Politik

10.03.2022

100 Milliarden Euro für die Rüstung: Ist das sinnvoll?

Ates Gürpinar (Linke) warnt vor einer Aufrüstungsspirale, die die Welt angesichts atomarer Waffen noch näher an den Rand des Abgrunds bringen könnte. Florian von Brunn (SPD) dagegen verweist auf den desolaten Zustand der Bundeswehr und betont: Man rüste sie nicht auf, sondern angemessen aus.

JA

Florian von Brunn,
Vorsitzender der BayernSPD und der Fraktion im Bayerischen Landtag

Mit Putins völkerrechtswidrigem Angriff auf die Ukraine hat sich die Sicherheitslage in Europa schlagartig verändert. In den baltischen Ländern, in Polen, der Slowakei und Rumänien geht nach der Invasion die nackte Angst um. In Finnland und in Schweden, dessen Luftraum russische Kampfjets bewusst verletzt haben, ist die Situation ähnlich. Alle wissen: Putin ist alles zuzutrauen. Das zeigt seine unverhohlene Drohung mit Atomwaffen. Deutschland muss daraus jetzt die Konsequenzen ziehen. Wir dürfen Freunde und Verbündete nicht im Stich lassen. Dazu gehört auch eine Stärkung der Bundeswehr. Das darf nicht der ausschließliche Weg sein. Das wissen wir Sozialdemokratinnen und Sozialdemokraten.
Wir werden weiter diplomatische Lösungen suchen. Das hat Olaf Scholz auch angekündigt. Aber das gelingt nur aus einer Position des Zusammenhalts und der Stärke. Denn wir haben aus der Geschichte auch gelernt, dass Appeasement-Politik keine Lösung ist und wir Diktatoren entschlossen entgegentreten müssen. Beim derzeitigen Zustand der Bundeswehr ist klar: Wir rüsten die Bundeswehr nicht auf, sondern wir rüsten sie angemessen aus. Allein die Auffüllung der leeren Munitionsvorräte wird rund 20 Milliarden Euro kosten. Übrigens: Unter Bundeskanzler Willy Brandt, der für die Entspannungspolitik steht, betrug der Anteil der Verteidigungskosten am Bruttoinlandsprodukt rund 4 Prozent!
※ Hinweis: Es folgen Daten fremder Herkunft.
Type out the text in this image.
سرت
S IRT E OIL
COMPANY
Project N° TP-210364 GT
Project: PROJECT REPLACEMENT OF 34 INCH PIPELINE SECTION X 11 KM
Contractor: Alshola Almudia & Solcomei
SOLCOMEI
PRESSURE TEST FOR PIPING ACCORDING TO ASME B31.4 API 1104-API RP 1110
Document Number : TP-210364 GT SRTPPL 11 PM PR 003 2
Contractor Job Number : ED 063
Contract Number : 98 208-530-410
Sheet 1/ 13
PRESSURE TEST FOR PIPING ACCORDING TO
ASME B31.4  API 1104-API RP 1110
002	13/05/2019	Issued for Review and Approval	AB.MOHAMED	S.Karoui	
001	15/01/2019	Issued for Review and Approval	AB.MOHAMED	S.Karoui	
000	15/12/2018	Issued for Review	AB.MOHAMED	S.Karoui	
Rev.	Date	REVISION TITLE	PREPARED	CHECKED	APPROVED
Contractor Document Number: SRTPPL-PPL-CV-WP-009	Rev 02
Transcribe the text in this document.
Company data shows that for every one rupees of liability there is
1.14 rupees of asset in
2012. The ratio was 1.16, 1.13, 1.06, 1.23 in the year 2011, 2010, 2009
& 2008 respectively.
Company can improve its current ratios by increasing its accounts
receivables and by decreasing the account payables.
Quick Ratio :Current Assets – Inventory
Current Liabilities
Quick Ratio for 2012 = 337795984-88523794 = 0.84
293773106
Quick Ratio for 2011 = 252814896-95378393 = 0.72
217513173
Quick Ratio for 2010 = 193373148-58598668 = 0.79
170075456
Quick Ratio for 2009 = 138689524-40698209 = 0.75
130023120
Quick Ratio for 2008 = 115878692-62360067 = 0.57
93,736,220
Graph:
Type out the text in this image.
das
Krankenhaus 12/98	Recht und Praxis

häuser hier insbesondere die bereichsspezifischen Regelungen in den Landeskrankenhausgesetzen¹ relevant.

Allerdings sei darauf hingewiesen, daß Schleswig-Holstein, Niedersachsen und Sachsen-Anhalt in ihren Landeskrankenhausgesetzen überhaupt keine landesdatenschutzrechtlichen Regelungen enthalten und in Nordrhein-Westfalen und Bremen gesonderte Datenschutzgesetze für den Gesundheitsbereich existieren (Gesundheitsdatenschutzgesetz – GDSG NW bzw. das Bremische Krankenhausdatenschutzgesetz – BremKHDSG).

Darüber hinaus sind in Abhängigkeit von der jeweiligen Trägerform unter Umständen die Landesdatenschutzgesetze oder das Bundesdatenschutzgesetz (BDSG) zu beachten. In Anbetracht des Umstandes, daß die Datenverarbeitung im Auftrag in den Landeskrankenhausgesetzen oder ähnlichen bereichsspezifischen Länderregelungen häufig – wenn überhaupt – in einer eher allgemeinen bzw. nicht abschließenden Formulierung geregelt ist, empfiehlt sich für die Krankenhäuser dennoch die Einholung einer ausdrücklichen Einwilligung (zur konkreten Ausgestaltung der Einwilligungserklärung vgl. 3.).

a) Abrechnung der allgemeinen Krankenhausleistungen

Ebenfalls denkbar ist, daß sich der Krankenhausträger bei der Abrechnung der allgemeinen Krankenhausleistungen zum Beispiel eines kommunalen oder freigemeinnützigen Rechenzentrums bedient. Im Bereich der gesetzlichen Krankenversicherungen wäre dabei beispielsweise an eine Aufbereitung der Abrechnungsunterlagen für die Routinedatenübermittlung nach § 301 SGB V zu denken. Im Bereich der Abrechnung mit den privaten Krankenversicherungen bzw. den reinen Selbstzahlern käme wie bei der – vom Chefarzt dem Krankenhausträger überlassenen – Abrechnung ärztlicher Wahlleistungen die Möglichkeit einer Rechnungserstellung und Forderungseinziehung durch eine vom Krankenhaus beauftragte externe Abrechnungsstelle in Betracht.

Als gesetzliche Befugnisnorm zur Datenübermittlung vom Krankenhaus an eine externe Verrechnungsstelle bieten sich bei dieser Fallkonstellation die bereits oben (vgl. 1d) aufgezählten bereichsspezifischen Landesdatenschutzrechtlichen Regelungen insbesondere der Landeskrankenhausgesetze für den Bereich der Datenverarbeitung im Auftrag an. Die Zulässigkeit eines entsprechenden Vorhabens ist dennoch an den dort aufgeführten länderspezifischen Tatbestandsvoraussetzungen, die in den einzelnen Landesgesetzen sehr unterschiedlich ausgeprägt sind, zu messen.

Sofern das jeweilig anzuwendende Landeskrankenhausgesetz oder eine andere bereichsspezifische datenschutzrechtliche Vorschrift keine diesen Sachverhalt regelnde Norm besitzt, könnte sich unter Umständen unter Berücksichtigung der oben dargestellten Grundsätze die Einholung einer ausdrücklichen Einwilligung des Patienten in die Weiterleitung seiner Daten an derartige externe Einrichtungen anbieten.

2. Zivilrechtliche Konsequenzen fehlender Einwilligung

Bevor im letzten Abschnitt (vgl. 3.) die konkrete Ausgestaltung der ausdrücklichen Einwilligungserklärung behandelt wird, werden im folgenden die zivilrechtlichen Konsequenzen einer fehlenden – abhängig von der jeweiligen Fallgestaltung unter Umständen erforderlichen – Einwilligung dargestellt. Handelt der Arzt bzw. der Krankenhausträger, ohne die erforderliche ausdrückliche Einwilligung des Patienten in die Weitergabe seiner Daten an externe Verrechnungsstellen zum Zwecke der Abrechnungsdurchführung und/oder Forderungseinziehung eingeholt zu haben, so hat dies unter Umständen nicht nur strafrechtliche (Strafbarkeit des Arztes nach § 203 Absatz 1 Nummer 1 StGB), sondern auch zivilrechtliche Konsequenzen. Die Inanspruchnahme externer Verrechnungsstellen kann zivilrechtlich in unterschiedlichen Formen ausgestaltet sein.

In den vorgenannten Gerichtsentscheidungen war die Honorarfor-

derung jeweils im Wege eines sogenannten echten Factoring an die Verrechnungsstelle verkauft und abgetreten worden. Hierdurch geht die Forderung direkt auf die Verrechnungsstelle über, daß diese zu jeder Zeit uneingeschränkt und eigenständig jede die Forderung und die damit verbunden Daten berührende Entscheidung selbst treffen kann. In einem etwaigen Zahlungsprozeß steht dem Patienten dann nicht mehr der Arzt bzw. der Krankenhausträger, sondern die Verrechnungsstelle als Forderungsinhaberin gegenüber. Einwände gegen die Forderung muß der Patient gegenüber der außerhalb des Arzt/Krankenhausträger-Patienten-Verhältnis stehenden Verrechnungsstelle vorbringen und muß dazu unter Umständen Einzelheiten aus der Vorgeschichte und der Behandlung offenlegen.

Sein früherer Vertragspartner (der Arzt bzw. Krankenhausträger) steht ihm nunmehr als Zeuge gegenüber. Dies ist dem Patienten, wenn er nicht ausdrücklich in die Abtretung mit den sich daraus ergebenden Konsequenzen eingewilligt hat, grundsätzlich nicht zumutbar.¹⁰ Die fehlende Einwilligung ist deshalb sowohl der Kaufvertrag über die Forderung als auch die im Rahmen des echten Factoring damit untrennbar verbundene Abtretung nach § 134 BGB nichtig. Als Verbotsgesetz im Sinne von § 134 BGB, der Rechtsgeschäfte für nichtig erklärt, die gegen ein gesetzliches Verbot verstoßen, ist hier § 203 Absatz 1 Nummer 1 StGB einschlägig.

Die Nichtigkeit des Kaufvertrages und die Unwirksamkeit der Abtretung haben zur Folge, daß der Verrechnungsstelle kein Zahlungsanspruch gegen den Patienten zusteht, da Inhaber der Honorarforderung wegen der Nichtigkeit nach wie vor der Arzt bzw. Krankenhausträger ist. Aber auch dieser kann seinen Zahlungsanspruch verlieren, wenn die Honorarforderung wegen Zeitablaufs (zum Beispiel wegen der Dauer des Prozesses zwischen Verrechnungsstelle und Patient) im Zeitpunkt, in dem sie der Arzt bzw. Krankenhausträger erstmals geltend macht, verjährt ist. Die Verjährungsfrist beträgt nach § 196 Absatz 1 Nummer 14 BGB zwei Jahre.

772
Mit dem 24. Februar 2022 ist die Welt eine andere. Putin nimmt keine Rücksicht auf die Zivilbevölkerung. Die russische Armee führt einen verbrecherischen Angriffskrieg, greift mit Artillerie, Bomben und Raketen auch die Zivilbevölkerung an, Krankenhäuser und Schulen. Es gibt auch Hinweise darauf, dass Russland geächtete Waffen wie Streubomben und Vakuumbomben einsetzt. Wir können nicht tatenlos zuschauen, wie mutige Ukrainerinnen und Ukrainer allein ihre Freiheit gegen einen skrupellosen Despoten und seine Armee verteidigen. Ich halte die Lieferung von Defensivwaffen in dieser Ausnahmesituation deshalb für richtig.


NEIN

Ates Gürpinar,
MdB, Landessprecher der bayerischen Linken und Vizebundesvorsitzender der Partei

Über eine halbe Million Menschen waren in den vergangenen Tagen und Wochen auf der Straße, um für Frieden zu demonstrieren. Ausgerechnet am Tag der Berliner Demonstration kündigte Bundeskanzler Scholz ein beispielloses Aufrüstungsprojekt an: 100 Milliarden Euro sollen in die Rüstung fließen.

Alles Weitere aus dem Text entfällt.